Les 40 vertus de l'Armagnac
Si l'Armagnac est la plus ancienne eau-de-vie de France, elle fut à ses origines consommée pour ses vertus thérapeutiques. Des documents exceptionnels en attestent, notamment celui de Maître Vital Dufour. Cet homme d'église, nommé Prieur d'Eauze et de Saint Mont, fit des études de Médecine et écrivit un ouvrage daté d'environ 1310 conservé aux archives du Vatican:
- "De Maitre Vital Dufour ... livre très utile pour conserver la santé et rester en bonne forme... " :
- "Cette eau, si on la prend médicalement et sobrement, on prétend qu'elle a 40 vertus ou efficacités. Elle aiguise l'esprit si on en prend avec modération, rappelle à la mémoire le passé, rend l'homme joyeux au dessus de tout, conserve la jeunesse et retarde la sénilité..."
L'armagnac et la science
Des travaux scientifiques récents montrent que cette eau-de-vie a des capacités antiradicalaires avérées. Ses propriétés sont dues aux tanins du bois qu'elle renferme grâce à un long processus de vieillissement en fûts de chêne. Une équipe médicale vient également de mettre en évidence le rôle protecteur d'un Armagnac vis à vis de l'agrégation des plaquettes sanguines (un des facteurs des maladies cardiovasculaires). Toutes ces observations tendent à prouver que la consommation modérée d'Armagnac (et c'est bien de cette façon là qu'il est apprécié) participe, avec tous les produits gastronomiques du Sud Ouest de la France, à un régime alimentaire et un mode de vie qui favorisent la bonne santé des habitants de la région.
La distillation de l'armagnac
La distillation se pratique pendant l'hiver.

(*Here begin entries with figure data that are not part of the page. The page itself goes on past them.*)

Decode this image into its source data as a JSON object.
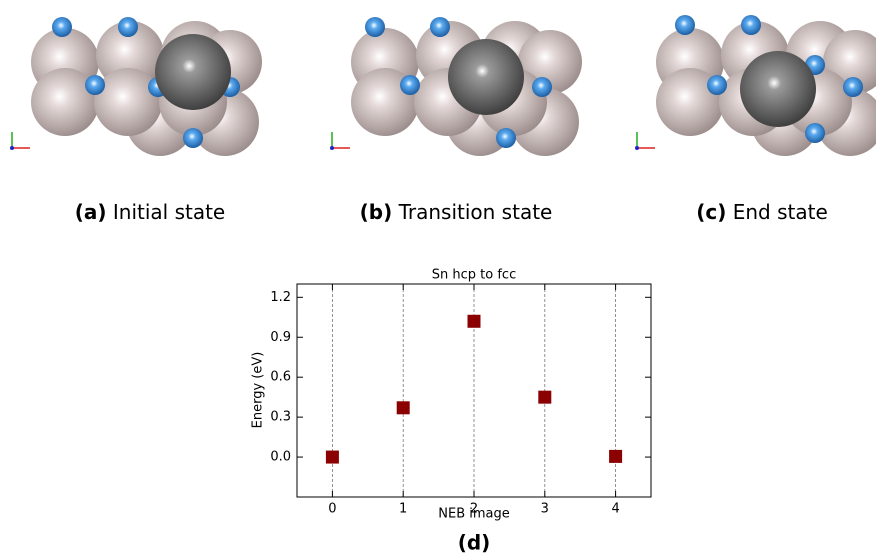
{
  "panels": [
    {
      "label": "(a)",
      "caption": "Initial state"
    },
    {
      "label": "(b)",
      "caption": "Transition state"
    },
    {
      "label": "(c)",
      "caption": "End state"
    }
  ],
  "chart_caption": "(d)",
  "chart_data": {
    "type": "scatter",
    "title": "Sn hcp to fcc",
    "x_label": "NEB image",
    "y_label": "Energy (eV)",
    "x": [
      0,
      1,
      2,
      3,
      4
    ],
    "series": [
      {
        "color": "#8b0000",
        "values": [
          0.0,
          0.37,
          1.02,
          0.45,
          0.005
        ]
      }
    ],
    "xlim": [
      -0.5,
      4.5
    ],
    "xticks": [
      0,
      1,
      2,
      3,
      4
    ],
    "ylim": [
      -0.3,
      1.3
    ],
    "yticks": [
      {
        "value": 0,
        "label": "0.0"
      },
      0.3,
      0.6,
      0.9,
      1.2
    ],
    "grid": "x"
  }
}
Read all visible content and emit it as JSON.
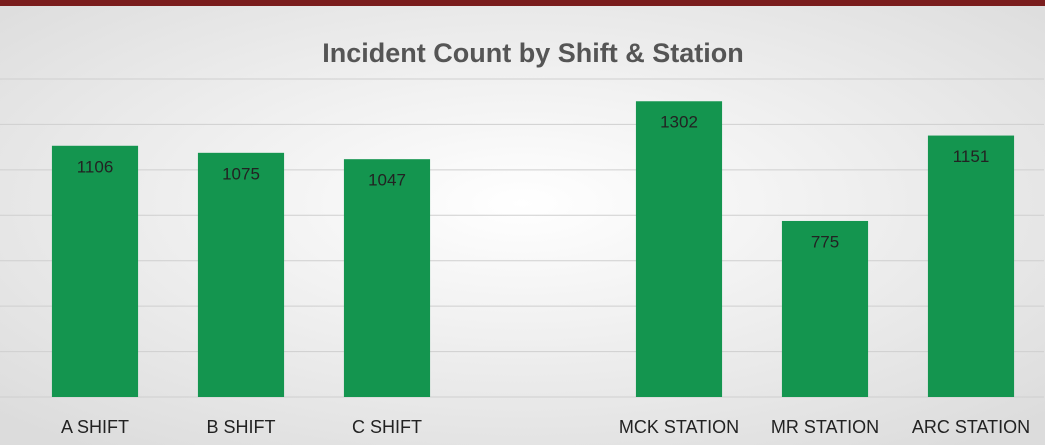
{
  "chart_data": {
    "type": "bar",
    "title": "Incident Count by Shift & Station",
    "categories": [
      "A SHIFT",
      "B SHIFT",
      "C SHIFT",
      null,
      "MCK STATION",
      "MR STATION",
      "ARC STATION"
    ],
    "values": [
      1106,
      1075,
      1047,
      null,
      1302,
      775,
      1151
    ],
    "color": "#14954f",
    "ylim": [
      0,
      1400
    ],
    "yticks": [
      0,
      200,
      400,
      600,
      800,
      1000,
      1200,
      1400
    ],
    "grid": true
  }
}
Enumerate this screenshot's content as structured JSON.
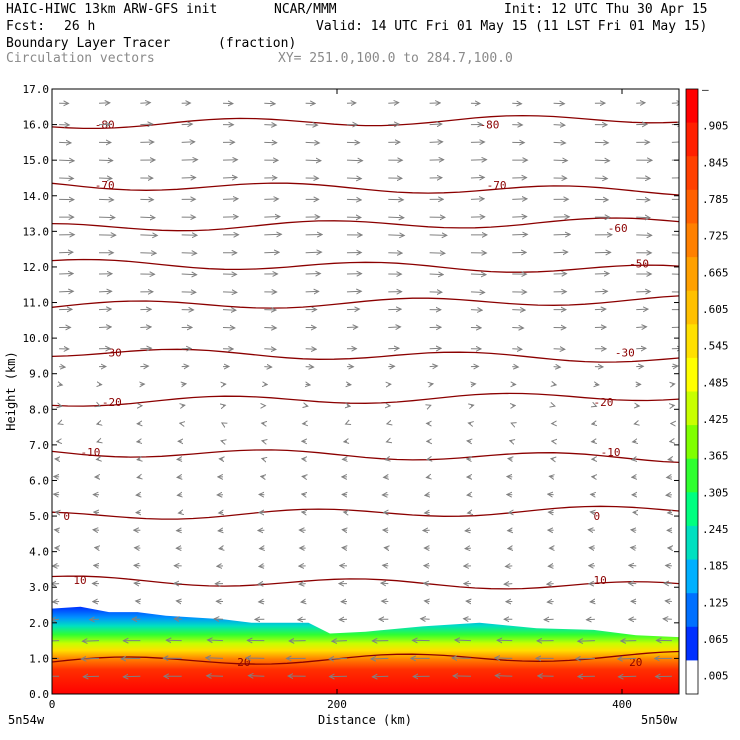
{
  "header": {
    "model": "HAIC-HIWC 13km ARW-GFS init",
    "org": "NCAR/MMM",
    "init": "Init: 12 UTC Thu 30 Apr 15",
    "fcst_label": "Fcst:",
    "fcst_value": "26 h",
    "valid": "Valid: 14 UTC Fri 01 May 15 (11 LST Fri 01 May 15)",
    "field": "Boundary Layer Tracer",
    "units": "(fraction)",
    "vectors": "Circulation vectors",
    "xy": "XY= 251.0,100.0 to 284.7,100.0"
  },
  "chart_data": {
    "type": "heatmap",
    "xlabel": "Distance (km)",
    "ylabel": "Height (km)",
    "xlim": [
      0,
      440
    ],
    "ylim": [
      0,
      17
    ],
    "x_ticks": [
      "0",
      "200",
      "400"
    ],
    "y_ticks": [
      "0.0",
      "1.0",
      "2.0",
      "3.0",
      "4.0",
      "5.0",
      "6.0",
      "7.0",
      "8.0",
      "9.0",
      "10.0",
      "11.0",
      "12.0",
      "13.0",
      "14.0",
      "15.0",
      "16.0",
      "17.0"
    ],
    "left_endpoint": "5n54w",
    "right_endpoint": "5n50w",
    "colorbar": {
      "labels": [
        "–",
        ".905",
        ".845",
        ".785",
        ".725",
        ".665",
        ".605",
        ".545",
        ".485",
        ".425",
        ".365",
        ".305",
        ".245",
        ".185",
        ".125",
        ".065",
        ".005"
      ],
      "colors": [
        "#ff0000",
        "#ff2000",
        "#ff4000",
        "#ff6000",
        "#ff8000",
        "#ffa000",
        "#ffc000",
        "#ffe000",
        "#ffff00",
        "#c8ff00",
        "#80ff00",
        "#30ff30",
        "#00ff80",
        "#00e0c0",
        "#00b0ff",
        "#0070ff",
        "#0030ff",
        "#ffffff"
      ]
    },
    "tracer_top_km": [
      {
        "x": 0,
        "y": 2.4
      },
      {
        "x": 20,
        "y": 2.45
      },
      {
        "x": 40,
        "y": 2.3
      },
      {
        "x": 60,
        "y": 2.3
      },
      {
        "x": 80,
        "y": 2.2
      },
      {
        "x": 100,
        "y": 2.15
      },
      {
        "x": 120,
        "y": 2.1
      },
      {
        "x": 140,
        "y": 2.0
      },
      {
        "x": 160,
        "y": 2.0
      },
      {
        "x": 180,
        "y": 2.0
      },
      {
        "x": 195,
        "y": 1.7
      },
      {
        "x": 220,
        "y": 1.75
      },
      {
        "x": 260,
        "y": 1.9
      },
      {
        "x": 300,
        "y": 2.0
      },
      {
        "x": 340,
        "y": 1.85
      },
      {
        "x": 380,
        "y": 1.8
      },
      {
        "x": 410,
        "y": 1.65
      },
      {
        "x": 440,
        "y": 1.6
      }
    ],
    "temperature_contours": [
      {
        "label": "20",
        "y": 0.9,
        "label_x": [
          130,
          405
        ]
      },
      {
        "label": "10",
        "y": 3.2,
        "label_x": [
          15,
          380
        ]
      },
      {
        "label": "0",
        "y": 5.0,
        "label_x": [
          8,
          380
        ]
      },
      {
        "label": "-10",
        "y": 6.8,
        "label_x": [
          20,
          385
        ]
      },
      {
        "label": "-20",
        "y": 8.2,
        "label_x": [
          35,
          380
        ]
      },
      {
        "label": "-30",
        "y": 9.6,
        "label_x": [
          35,
          395
        ]
      },
      {
        "label": "-40",
        "y": 10.9,
        "label_x": []
      },
      {
        "label": "-50",
        "y": 12.1,
        "label_x": [
          405
        ]
      },
      {
        "label": "-60",
        "y": 13.1,
        "label_x": [
          390
        ]
      },
      {
        "label": "-70",
        "y": 14.3,
        "label_x": [
          30,
          305
        ]
      },
      {
        "label": "-80",
        "y": 16.0,
        "label_x": [
          30,
          300
        ]
      }
    ],
    "vectors": {
      "x_positions_km": [
        5,
        33,
        62,
        91,
        120,
        149,
        178,
        207,
        236,
        265,
        294,
        323,
        352,
        381,
        410,
        435
      ],
      "levels_km": [
        0.5,
        1.0,
        1.5,
        2.1,
        2.6,
        3.1,
        3.6,
        4.1,
        4.6,
        5.1,
        5.6,
        6.1,
        6.6,
        7.1,
        7.6,
        8.1,
        8.7,
        9.2,
        9.7,
        10.3,
        10.8,
        11.3,
        11.8,
        12.4,
        12.9,
        13.4,
        13.9,
        14.5,
        15.0,
        15.5,
        16.0,
        16.6
      ],
      "u_by_level": [
        -2.4,
        -2.6,
        -2.3,
        -1.2,
        -0.8,
        -1.0,
        -0.9,
        -0.7,
        -0.8,
        -0.6,
        -0.7,
        -0.6,
        -0.5,
        -0.4,
        -0.3,
        0.3,
        0.5,
        1.0,
        1.5,
        1.6,
        1.7,
        1.9,
        2.0,
        2.1,
        2.3,
        2.1,
        2.0,
        1.9,
        2.1,
        1.8,
        1.6,
        1.4
      ]
    }
  }
}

Le vin est souvent distillé à la propriété, parfois avec l'aide d'un distillateur ambulant (ou " bouilleur ambulant ") qui va ainsi de chai en chai distiller le vin des vignerons ou également dans des ateliers de distillation : bouilleurs de profession ou caves coopératives.
L'essentiel de l'Armagnac (environ 95%) est obtenu avec un alambic en cuivre pur très spécifique à cette eau-de-vie : objet d’un brevet déposé en 1818, adapté, modifié et amélioré par les distillateurs de la région. Il participe véritablement à la personnalité de l'Armagnac.
Dès sa distillation, l'Armagnac est mis en vieillissement dans des " pièces " : fûts de chêne de 400 litres issus pour l'essentiel des forêts de Gascogne ou du Limousin. Ces pièces sont entreposées dans des chais, où la température et l'humidité sont des paramètres influents pour la qualité du vieillissement, et sous la surveillance du maître de chai.
Les eaux-de-vie restent en pièces neuves jusqu'au moment où la dissolution des matières du bois est optimale. Elles sont ensuite transférées dans des fûts plus âgés pour éviter un goût de bois excessif et continuer leur lente évolution : les substances boisées s'affinent, des arômes de vanille et de pruneau se développent, le caractère " rancio " apparaît, et le degré alcoolique diminue progressivement par évaporation de l'alcool baptisée " Part des anges ". L'eau-de-vie prend une belle couleur ambrée puis acajou.
L'assemblage de l'armagnac
Lorsque le Maître de Chai estime le vieillissement suffisant, il commence les coupes, c'est-à-dire l'assemblage harmonieux de plusieurs eaux-de-vie d'origine et d'âge différents. Le degré de consommation (40 % vol. au minimum) peut s'obtenir par addition progressive de "petites eaux" constituées par un mélange d'eau distillée et d'Armagnac.